Together with him, hundreds of authors, critics, journalists, photographers, cartoonists and designers have placed the tiles of this mosaic, which was conceived, paraphrasing Núria Espert, during her recent speech upon receiving the Princess of Asturias Award for the Arts, in the two languages we love, Catalan and Spanish. As a tribute to all of them, I will cite the first line-up from twenty years ago. In addition to the aforementioned Díaz de Castro, Miguel Vicens, Pau, María Jesús Díez, Miquel Cardell, Javier Cuervo, Matías Vallés, Luis G. Iberni, Biel Amer and Biel Mesquida were there, in strict order of appearance. José Carlos Llop was also there, although under a pseudonym, and I would have liked to have had the masterly writing of Andrés Ferret, but, due to one of those dark corners of life, he left us just the day before the first Bellver was published. Jeroni Salom and Eduardo Jordá joined the second issue, with their unforgettable section “Para que bailan los osos”. Camilo José Cela Conde opened the third number and continues to enrich the contents of Diario de Mallorca every week.

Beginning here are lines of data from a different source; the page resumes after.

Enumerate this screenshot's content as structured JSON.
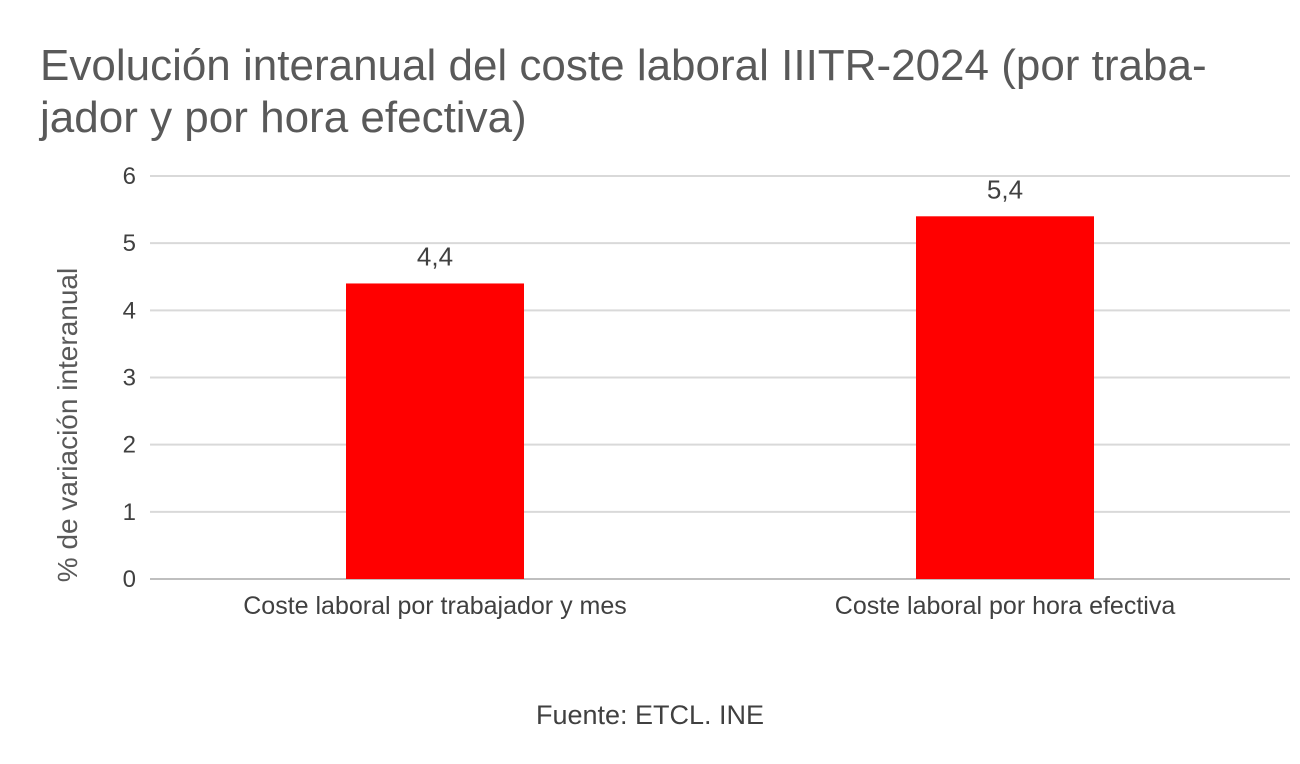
{
  "chart_data": {
    "type": "bar",
    "title": "Evolución interanual del coste laboral IIITR-2024 (por traba-jador y por hora efectiva)",
    "title_line1": "Evolución interanual del coste laboral IIITR-2024 (por traba-",
    "title_line2": "jador y por hora efectiva)",
    "xlabel": "",
    "ylabel": "% de variación interanual",
    "categories": [
      "Coste laboral por trabajador y mes",
      "Coste laboral por hora efectiva"
    ],
    "values": [
      4.4,
      5.4
    ],
    "value_labels": [
      "4,4",
      "5,4"
    ],
    "ylim": [
      0,
      6
    ],
    "yticks": [
      0,
      1,
      2,
      3,
      4,
      5,
      6
    ],
    "grid": true,
    "legend": "none",
    "bar_color": "#ff0000",
    "grid_color": "#d9d9d9",
    "source": "Fuente: ETCL. INE"
  }
}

Literature, art, music, science, poetry, and also comics. Florentino Flórez wonders in these same pages why this unusual presence and survival of a comics critic in our supplement, very unusual in this country. The answer is found in the first number with the signature of Javier Cuervo, who, for a happy arabesque of life, has just been the protagonist of a review of Florentino in last week’s issue of Bellver, as the author of a jewel entitled “Flash Gordon the Conqueror.”
Conceiving Bellver, naming it and coordinating it directly during its first four years was a stupendous adventure. Then Josep Joan Roselló, Carlos Garrido and Francesc M. Rotger took over, who in the last eight years has piloted this ship with success and great dedication, whose maintenance afloat in times of convulsion in the journalistic industry has been a remarkable exercise of imagination, pragmatism and synergies with the whole of our publishing group.

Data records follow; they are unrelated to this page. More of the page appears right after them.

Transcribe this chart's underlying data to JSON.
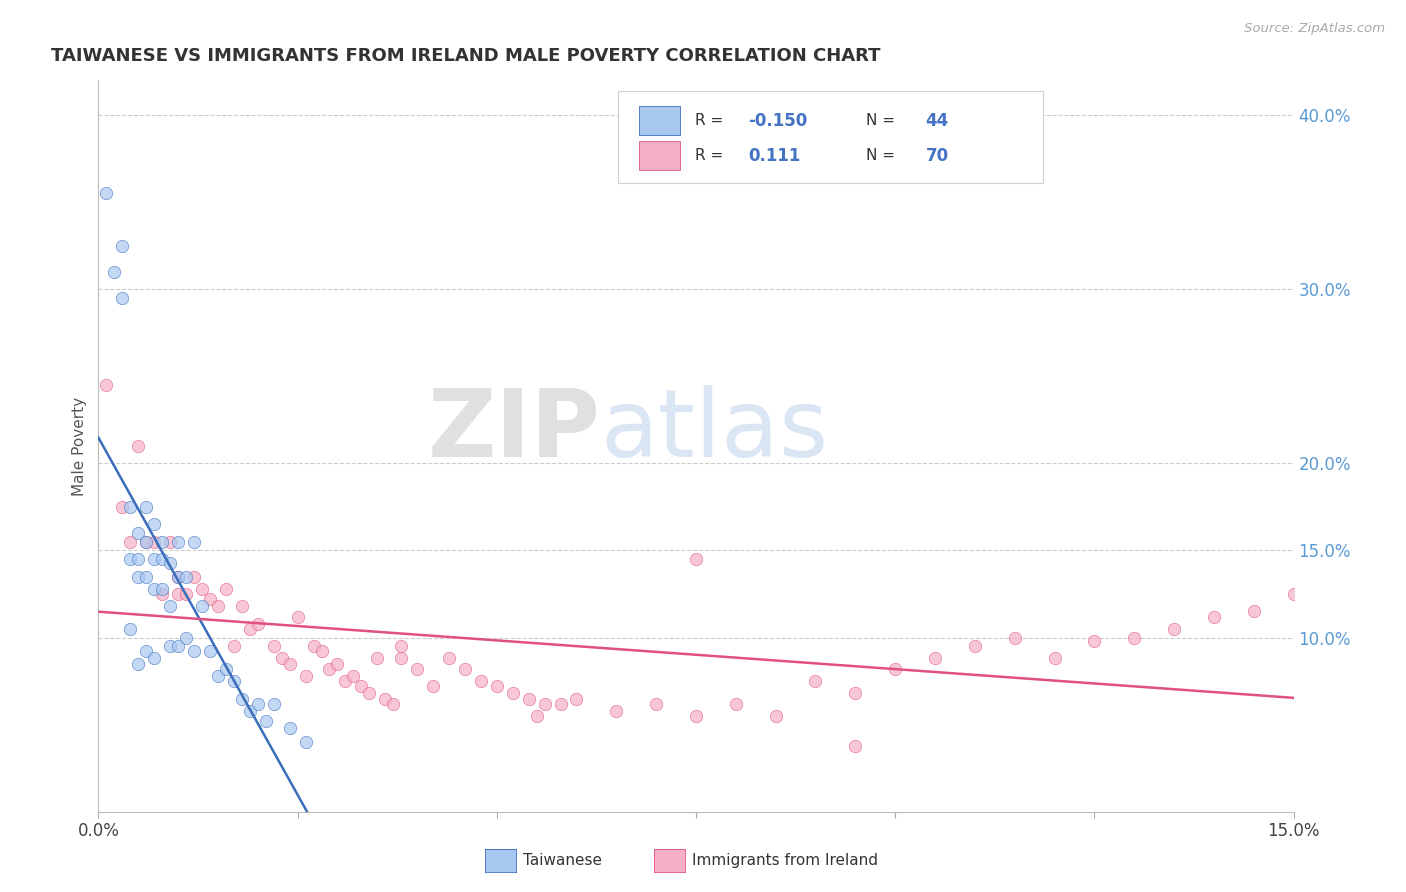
{
  "title": "TAIWANESE VS IMMIGRANTS FROM IRELAND MALE POVERTY CORRELATION CHART",
  "source_text": "Source: ZipAtlas.com",
  "ylabel": "Male Poverty",
  "xlim": [
    0.0,
    0.15
  ],
  "ylim": [
    0.0,
    0.42
  ],
  "xticks": [
    0.0,
    0.025,
    0.05,
    0.075,
    0.1,
    0.125,
    0.15
  ],
  "xtick_labels": [
    "0.0%",
    "",
    "",
    "",
    "",
    "",
    "15.0%"
  ],
  "yticks_right": [
    0.1,
    0.15,
    0.2,
    0.3,
    0.4
  ],
  "ytick_right_labels": [
    "10.0%",
    "15.0%",
    "20.0%",
    "30.0%",
    "40.0%"
  ],
  "grid_color": "#cccccc",
  "background_color": "#ffffff",
  "watermark_zip": "ZIP",
  "watermark_atlas": "atlas",
  "legend_R1": "-0.150",
  "legend_N1": "44",
  "legend_R2": "0.111",
  "legend_N2": "70",
  "color_taiwanese": "#a8c8f0",
  "color_ireland": "#f5b0c5",
  "color_trend_taiwanese": "#3a6dba",
  "color_trend_ireland": "#e05080",
  "taiwanese_x": [
    0.001,
    0.002,
    0.003,
    0.003,
    0.004,
    0.004,
    0.004,
    0.005,
    0.005,
    0.005,
    0.005,
    0.006,
    0.006,
    0.006,
    0.006,
    0.007,
    0.007,
    0.007,
    0.007,
    0.008,
    0.008,
    0.008,
    0.009,
    0.009,
    0.009,
    0.01,
    0.01,
    0.01,
    0.011,
    0.011,
    0.012,
    0.012,
    0.013,
    0.014,
    0.015,
    0.016,
    0.017,
    0.018,
    0.019,
    0.02,
    0.021,
    0.022,
    0.024,
    0.026
  ],
  "taiwanese_y": [
    0.355,
    0.31,
    0.295,
    0.325,
    0.175,
    0.145,
    0.105,
    0.16,
    0.145,
    0.135,
    0.085,
    0.175,
    0.155,
    0.135,
    0.092,
    0.165,
    0.145,
    0.128,
    0.088,
    0.155,
    0.145,
    0.128,
    0.143,
    0.118,
    0.095,
    0.155,
    0.135,
    0.095,
    0.135,
    0.1,
    0.155,
    0.092,
    0.118,
    0.092,
    0.078,
    0.082,
    0.075,
    0.065,
    0.058,
    0.062,
    0.052,
    0.062,
    0.048,
    0.04
  ],
  "ireland_x": [
    0.001,
    0.003,
    0.004,
    0.006,
    0.007,
    0.008,
    0.009,
    0.01,
    0.01,
    0.011,
    0.012,
    0.013,
    0.014,
    0.015,
    0.016,
    0.017,
    0.018,
    0.019,
    0.02,
    0.022,
    0.023,
    0.024,
    0.025,
    0.026,
    0.027,
    0.028,
    0.029,
    0.03,
    0.031,
    0.032,
    0.033,
    0.034,
    0.035,
    0.036,
    0.037,
    0.038,
    0.04,
    0.042,
    0.044,
    0.046,
    0.048,
    0.05,
    0.052,
    0.054,
    0.056,
    0.058,
    0.06,
    0.065,
    0.07,
    0.075,
    0.08,
    0.085,
    0.09,
    0.095,
    0.1,
    0.105,
    0.11,
    0.115,
    0.12,
    0.125,
    0.13,
    0.135,
    0.14,
    0.145,
    0.15,
    0.038,
    0.055,
    0.075,
    0.095,
    0.005
  ],
  "ireland_y": [
    0.245,
    0.175,
    0.155,
    0.155,
    0.155,
    0.125,
    0.155,
    0.135,
    0.125,
    0.125,
    0.135,
    0.128,
    0.122,
    0.118,
    0.128,
    0.095,
    0.118,
    0.105,
    0.108,
    0.095,
    0.088,
    0.085,
    0.112,
    0.078,
    0.095,
    0.092,
    0.082,
    0.085,
    0.075,
    0.078,
    0.072,
    0.068,
    0.088,
    0.065,
    0.062,
    0.088,
    0.082,
    0.072,
    0.088,
    0.082,
    0.075,
    0.072,
    0.068,
    0.065,
    0.062,
    0.062,
    0.065,
    0.058,
    0.062,
    0.055,
    0.062,
    0.055,
    0.075,
    0.068,
    0.082,
    0.088,
    0.095,
    0.1,
    0.088,
    0.098,
    0.1,
    0.105,
    0.112,
    0.115,
    0.125,
    0.095,
    0.055,
    0.145,
    0.038,
    0.21
  ],
  "marker_size": 80
}
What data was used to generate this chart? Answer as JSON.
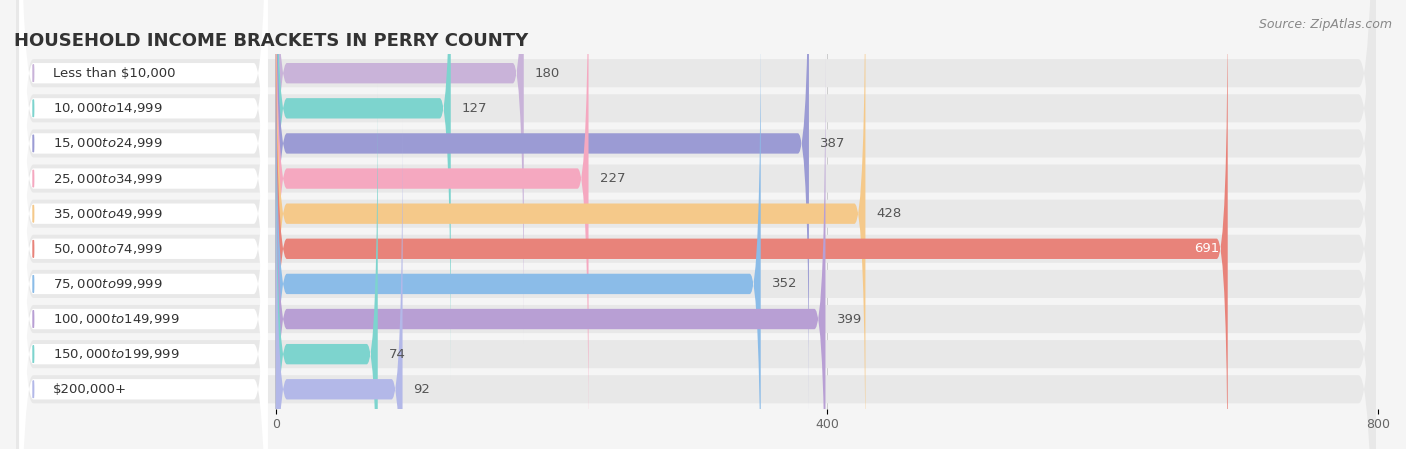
{
  "title": "HOUSEHOLD INCOME BRACKETS IN PERRY COUNTY",
  "source": "Source: ZipAtlas.com",
  "categories": [
    "Less than $10,000",
    "$10,000 to $14,999",
    "$15,000 to $24,999",
    "$25,000 to $34,999",
    "$35,000 to $49,999",
    "$50,000 to $74,999",
    "$75,000 to $99,999",
    "$100,000 to $149,999",
    "$150,000 to $199,999",
    "$200,000+"
  ],
  "values": [
    180,
    127,
    387,
    227,
    428,
    691,
    352,
    399,
    74,
    92
  ],
  "bar_colors": [
    "#c9b3d9",
    "#7dd4ce",
    "#9b9bd4",
    "#f5a8c0",
    "#f5c98a",
    "#e8837a",
    "#8bbce8",
    "#b89fd4",
    "#7dd4ce",
    "#b3b8e8"
  ],
  "value_label_color_inside": "#ffffff",
  "value_label_color_outside": "#555555",
  "data_max": 800,
  "xticks": [
    0,
    400,
    800
  ],
  "background_color": "#f5f5f5",
  "bar_bg_color": "#e8e8e8",
  "label_bg_color": "#ffffff",
  "title_fontsize": 13,
  "label_fontsize": 9.5,
  "value_fontsize": 9.5,
  "source_fontsize": 9,
  "title_color": "#333333",
  "label_color": "#333333",
  "value_color_dark": "#555555",
  "value_color_light": "#ffffff"
}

From the first issue I tried to make independence guide the contents of Bellver. Without prejudices, without priorisms, without impositions for personal or commercial interests, with the inevitable subjectivity of a task that must be counterbalanced by intellectual honesty. And when writing this last concept, I think that it may be a good moment to reveal something that during these twenty years I have been asked on a recurring basis: Why is the supplement called Bellver? The answer is: By Jovellanos. By the man, the brilliant and honest intellectual and politician who remained in exile in the castle between 1802 and 1808 and was able to write there the key works for the history of Mallorca, which are the Description of the Bellver castle and its views, and the texts about the Gothic architectural jewels of the cathedral, the fish market, San Francisco and Santo Domingo. Jovellanos is one of the symbols of the Enlightenment who was capable, at the forefront of the European mentality, of working tirelessly for culture, education and the ideas that should transform this country and that cost him so dearly.

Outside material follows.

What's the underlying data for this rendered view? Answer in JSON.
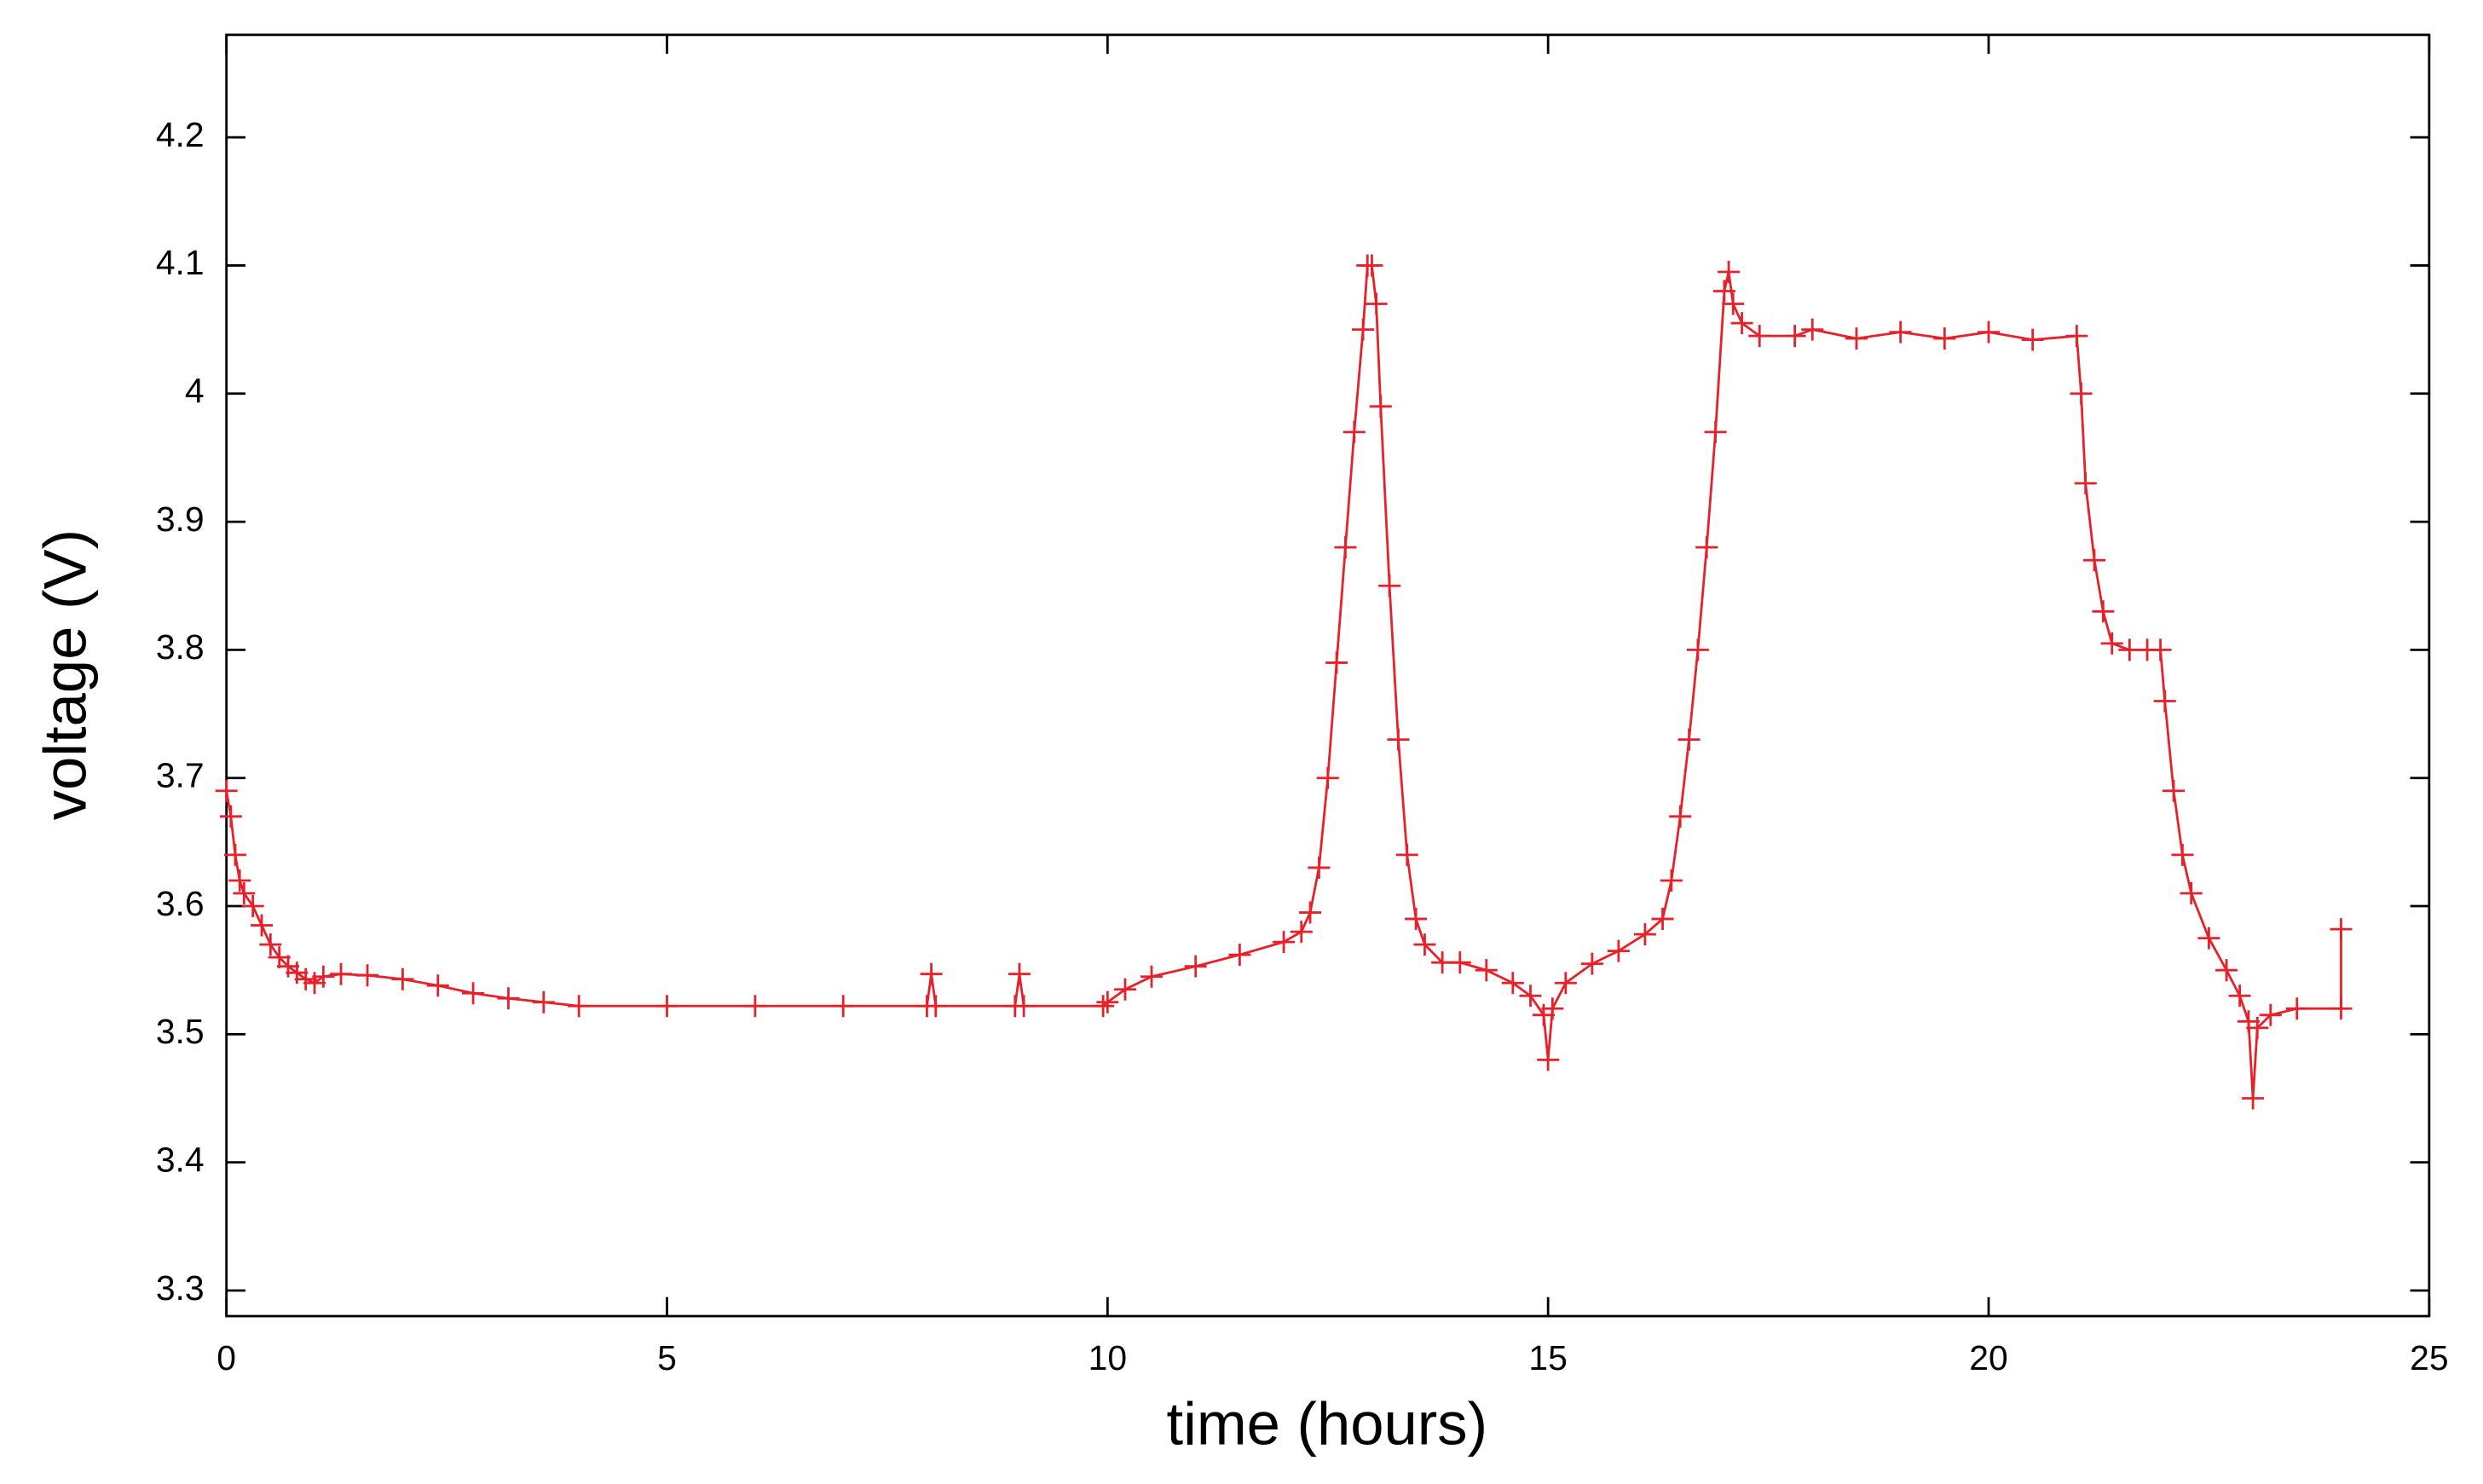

In times when culture seems besieged by politics, Jovellanos is a symbol of resistance against the injustice of power, and his love for Mallorca led him to write essential texts for the history of this land, despite the conditions in which he arrived as a prisoner of State, first to the Valldemossa Charterhouse, and then to Bellver, so that the isolation and punishment would be greater. He learned Catalan, read the works of Ramon Llull, and left us a legacy that represents a “prodigy of documentary accuracy”, in the words of Professor Caso, the great expert on the work of Jovellanos.
That’s why Bellver, for the idea of cultural resistance even in the hardest times for the light side of life.